Chaque année, les consommateurs de partout à travers le monde engloutissent des milliards dans l’industrie de la beauté. Ici comme ailleurs, au torse dépoilé répond la poitrine augmentée. Ici comme ailleurs, la quête de la perfection, via l’éradication de ce qui est vécu comme imperfection, fait le bonheur (et la fortune) d’une médecine carburant aux interventions esthétiques, à la pression sociale… et à la faible estime de soi.

La beauté est désormais une marchandise, et le modèle de beauté nord-américain s’exporte avec succès aux quatre coins de l’économie globalisée. L’industrie a de beaux jours devant elle, et on devine pourquoi : plus qu’un corps optimisé, ce qu’elle vend avant tout, c’est de l’amour. L’amour des autres, l’amour de soi. Qui refuserait d’être aimé? L’argument est imparable, et l’industrie le sait. Que cet amour soit manufacturé, que le consommateur soit conscient des effets de cette production en série, que sa conscientisation se traduise par des choix et des prises de position éclairés, ça ne change rien à l’affaire.
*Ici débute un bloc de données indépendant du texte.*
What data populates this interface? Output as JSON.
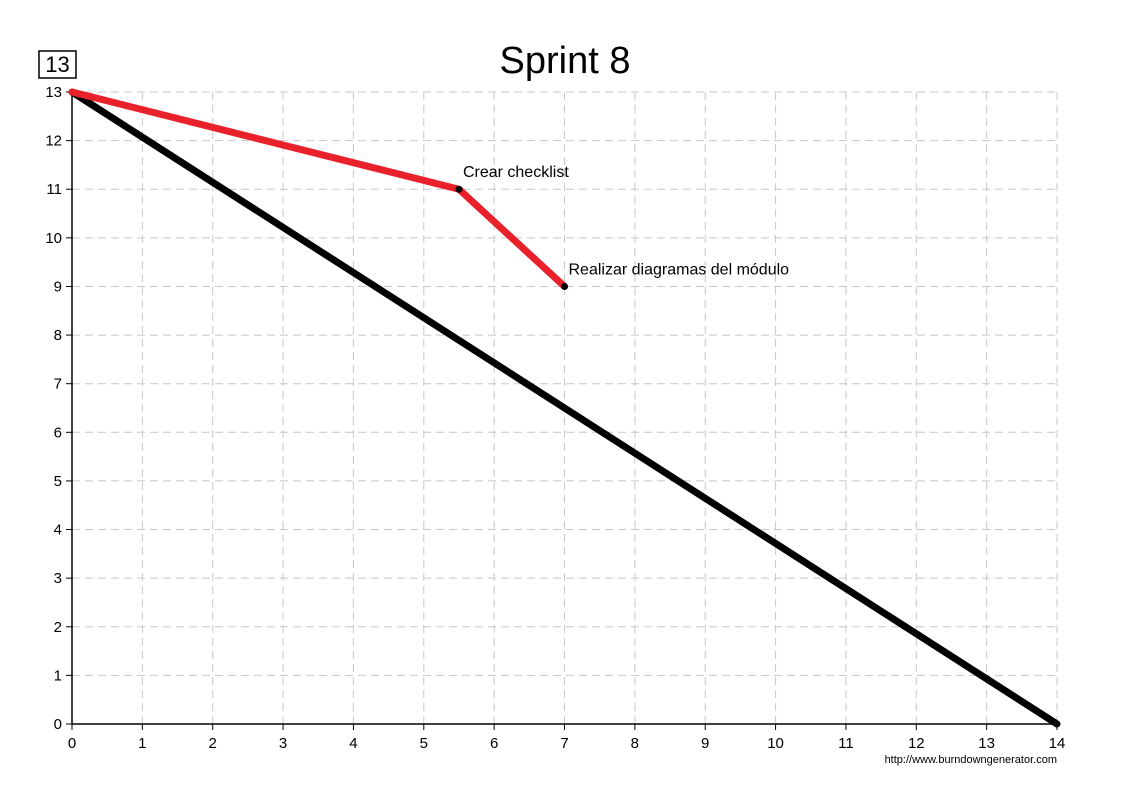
{
  "badge": "13",
  "footer_url": "http://www.burndowngenerator.com",
  "chart_data": {
    "type": "line",
    "title": "Sprint 8",
    "xlabel": "",
    "ylabel": "",
    "xlim": [
      0,
      14
    ],
    "ylim": [
      0,
      13
    ],
    "x_ticks": [
      "0",
      "1",
      "2",
      "3",
      "4",
      "5",
      "6",
      "7",
      "8",
      "9",
      "10",
      "11",
      "12",
      "13",
      "14"
    ],
    "y_ticks": [
      "0",
      "1",
      "2",
      "3",
      "4",
      "5",
      "6",
      "7",
      "8",
      "9",
      "10",
      "11",
      "12",
      "13"
    ],
    "grid": true,
    "series": [
      {
        "name": "",
        "color": "#000000",
        "points": [
          [
            0,
            13
          ],
          [
            14,
            0
          ]
        ]
      },
      {
        "name": "",
        "color": "#e8212b",
        "points": [
          [
            0,
            13
          ],
          [
            5.5,
            11
          ],
          [
            7,
            9
          ]
        ]
      }
    ],
    "annotations": [
      {
        "text": "Crear checklist",
        "x": 5.5,
        "y": 11
      },
      {
        "text": "Realizar diagramas del módulo",
        "x": 7,
        "y": 9
      }
    ]
  }
}
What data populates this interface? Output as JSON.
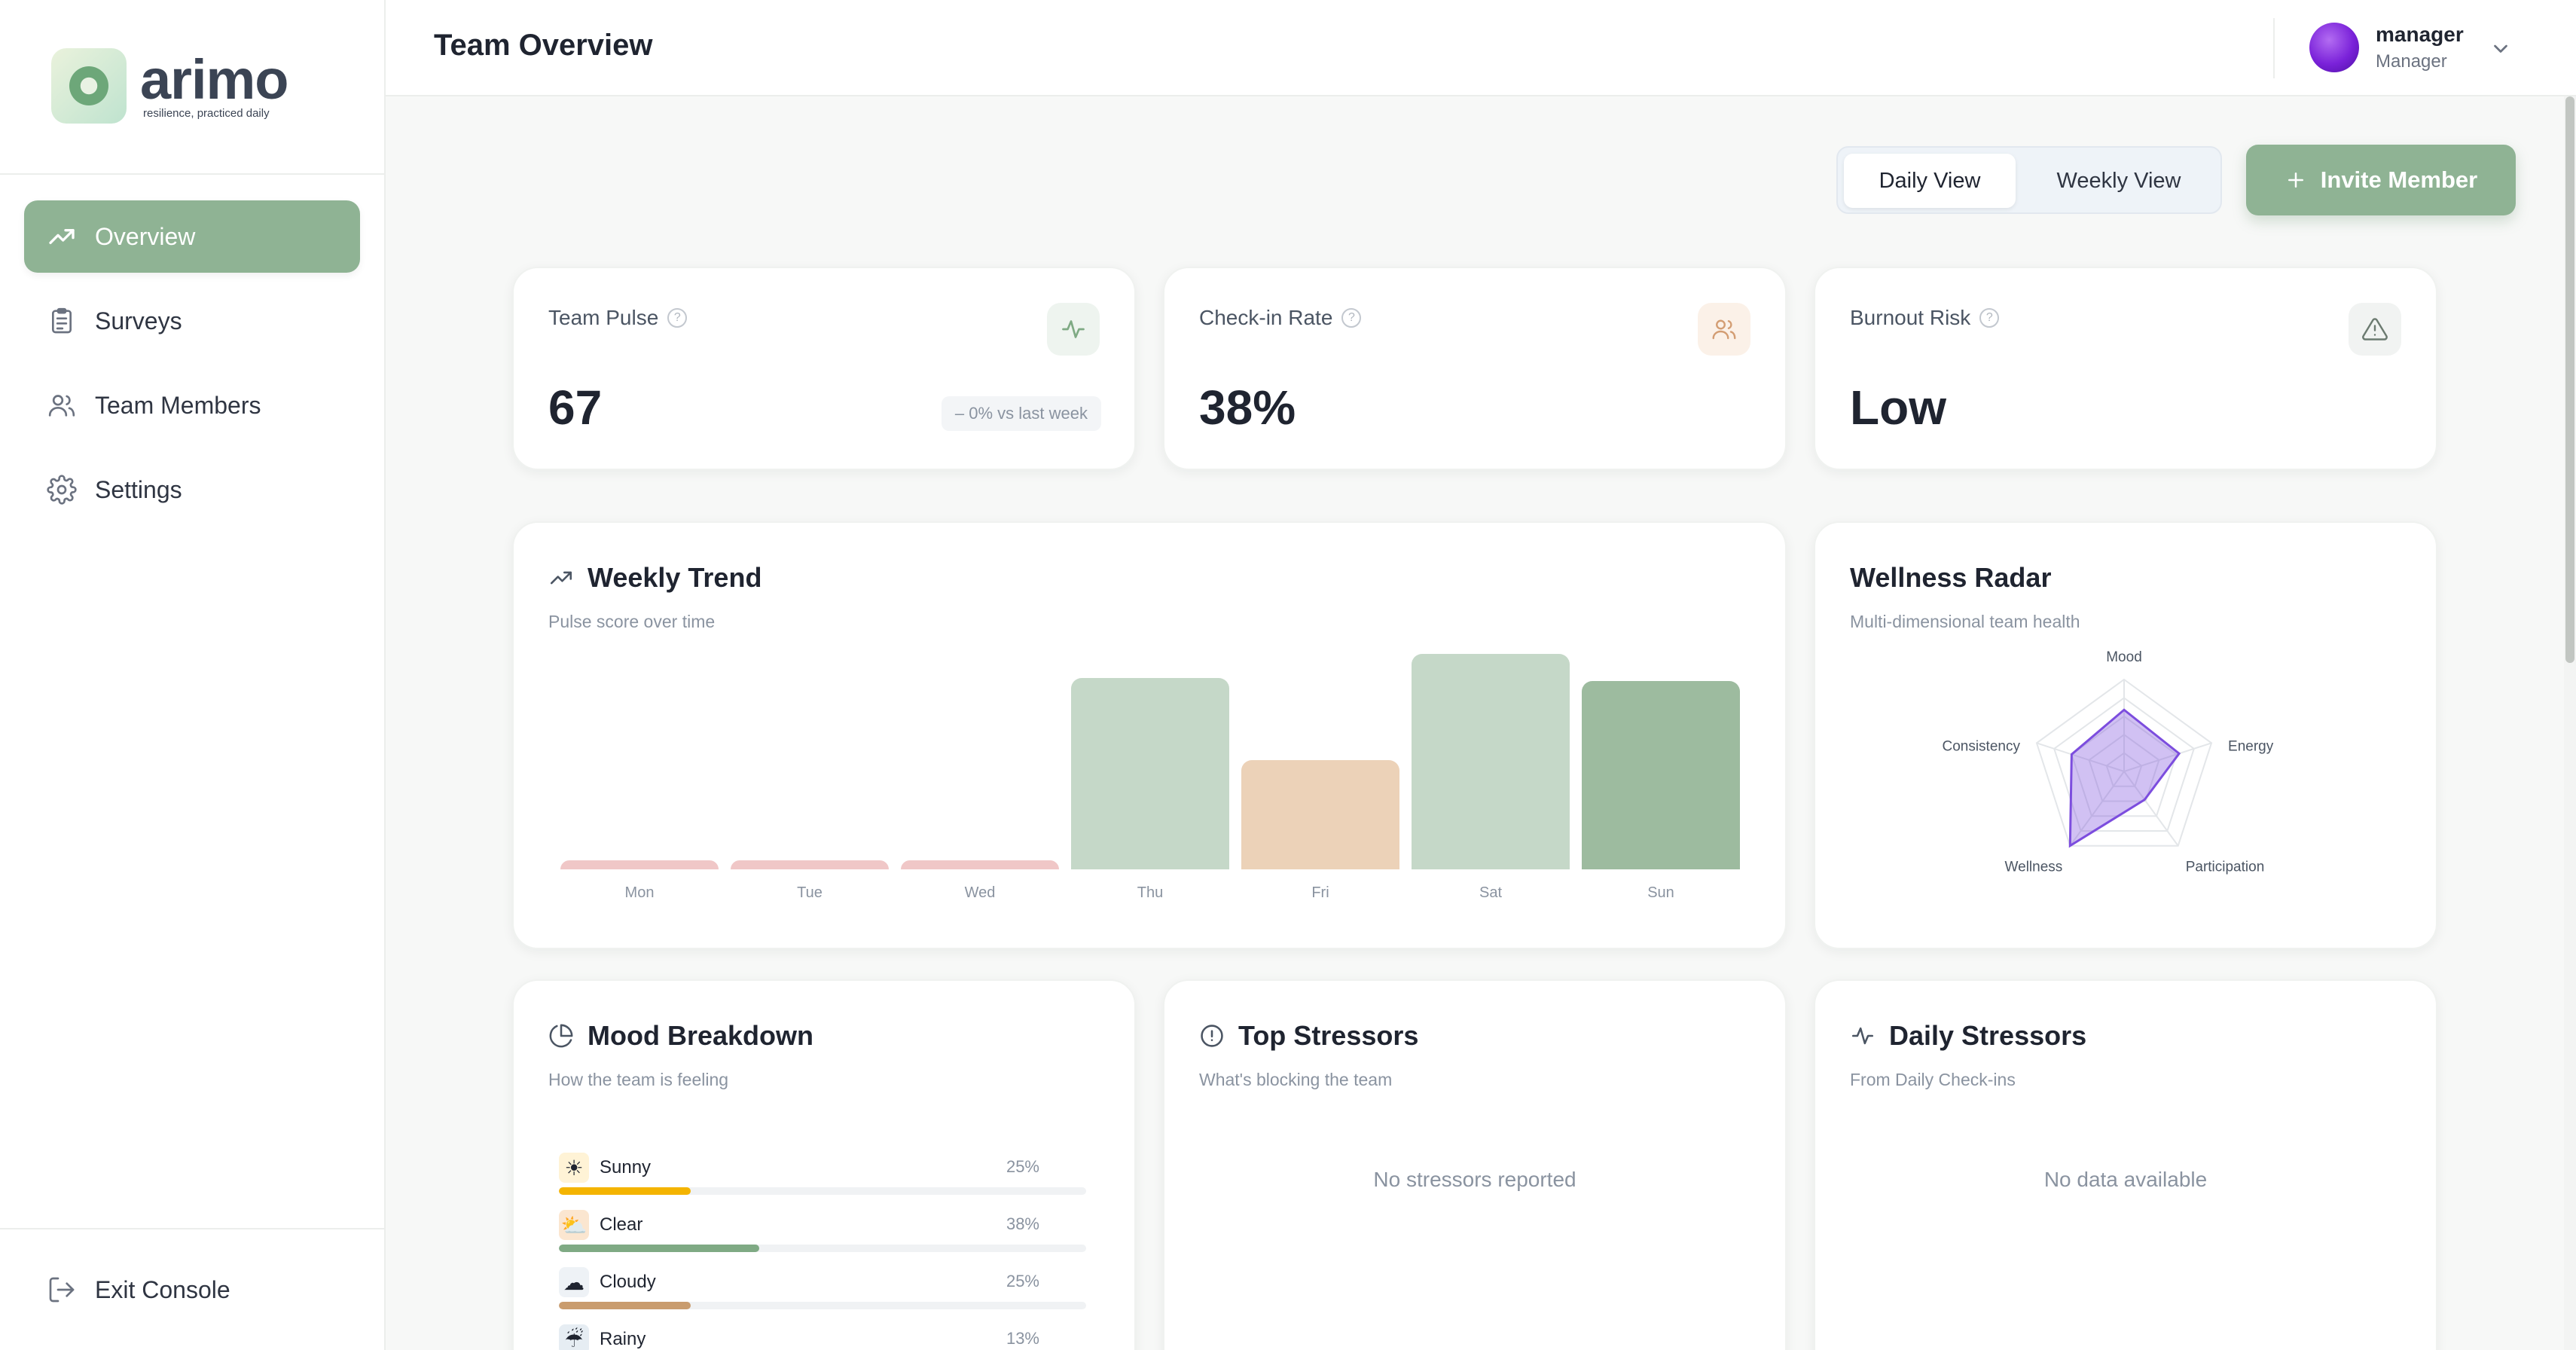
{
  "app": {
    "brand": "arimo",
    "tagline": "resilience, practiced daily"
  },
  "sidebar": {
    "items": [
      {
        "label": "Overview",
        "icon": "trend-up-icon",
        "active": true
      },
      {
        "label": "Surveys",
        "icon": "clipboard-icon",
        "active": false
      },
      {
        "label": "Team Members",
        "icon": "users-icon",
        "active": false
      },
      {
        "label": "Settings",
        "icon": "gear-icon",
        "active": false
      }
    ],
    "exit_label": "Exit Console"
  },
  "header": {
    "title": "Team Overview",
    "user_name": "manager",
    "user_role": "Manager"
  },
  "toolbar": {
    "daily_label": "Daily View",
    "weekly_label": "Weekly View",
    "invite_label": "Invite Member",
    "active_view": "Daily View"
  },
  "stats": {
    "pulse": {
      "label": "Team Pulse",
      "value": "67",
      "delta": "– 0% vs last week"
    },
    "checkin": {
      "label": "Check-in Rate",
      "value": "38%"
    },
    "burnout": {
      "label": "Burnout Risk",
      "value": "Low"
    }
  },
  "weekly_trend": {
    "title": "Weekly Trend",
    "subtitle": "Pulse score over time",
    "chart_data": {
      "type": "bar",
      "categories": [
        "Mon",
        "Tue",
        "Wed",
        "Thu",
        "Fri",
        "Sat",
        "Sun"
      ],
      "values": [
        2,
        2,
        2,
        70,
        40,
        79,
        69
      ],
      "colors": [
        "#f0c7c7",
        "#f0c7c7",
        "#f0c7c7",
        "#c5d8c8",
        "#ecd2b8",
        "#c5d8c8",
        "#9dbb9f"
      ],
      "ylim": [
        0,
        100
      ]
    }
  },
  "wellness_radar": {
    "title": "Wellness Radar",
    "subtitle": "Multi-dimensional team health",
    "chart_data": {
      "type": "radar",
      "axes": [
        "Mood",
        "Energy",
        "Participation",
        "Wellness",
        "Consistency"
      ],
      "values": [
        67,
        63,
        38,
        100,
        60
      ],
      "max": 100,
      "color": "#7c4dde"
    }
  },
  "mood_breakdown": {
    "title": "Mood Breakdown",
    "subtitle": "How the team is feeling",
    "items": [
      {
        "label": "Sunny",
        "pct": "25%",
        "value": 25,
        "color": "#f4b400",
        "emoji": "☀"
      },
      {
        "label": "Clear",
        "pct": "38%",
        "value": 38,
        "color": "#7faa84",
        "emoji": "⛅"
      },
      {
        "label": "Cloudy",
        "pct": "25%",
        "value": 25,
        "color": "#c99c6e",
        "emoji": "☁"
      },
      {
        "label": "Rainy",
        "pct": "13%",
        "value": 13,
        "color": "#8aa0b8",
        "emoji": "☔"
      }
    ]
  },
  "top_stressors": {
    "title": "Top Stressors",
    "subtitle": "What's blocking the team",
    "empty": "No stressors reported"
  },
  "daily_stressors": {
    "title": "Daily Stressors",
    "subtitle": "From Daily Check-ins",
    "empty": "No data available"
  }
}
À la fois juge et partie, il est quotidiennement confronté à un dilemme non-soluble dans son mode de vie, dilemme soigneusement alimenté par l’industrie de la beauté, la mode, la société de consommation dans laquelle il baigne, et qu’il nourrit.

Love Me

La série « Love Me » du photographe Zed Nelson lève le voile sur une quête aussi extrême que transculturelle dont les résultats balancent du pathétique au ridicule, de l’absurdité à la tragédie.

We have created a world in which there are enormous social, psychological and economic rewards and penalties attached to the way we look. Can any of us honestly say, ‘I don’t want to be attractive’? Don’t we all want to be loved?

 

rhinoplastie, tehéran, iran

Rhinoplastie : Elham, 19 ans. (Téhéran, Iran). Photo : Zed Nelson – Love Me

Girl Culture

De son côté, « Girl Culture » de la photographe Lauren Greenfield analyse les rapports qu’entretiennent les adolescentes américaines avec leur corps : complexes, conflictuels.

Où cela s’arrêtera-t-il? À nous de voir.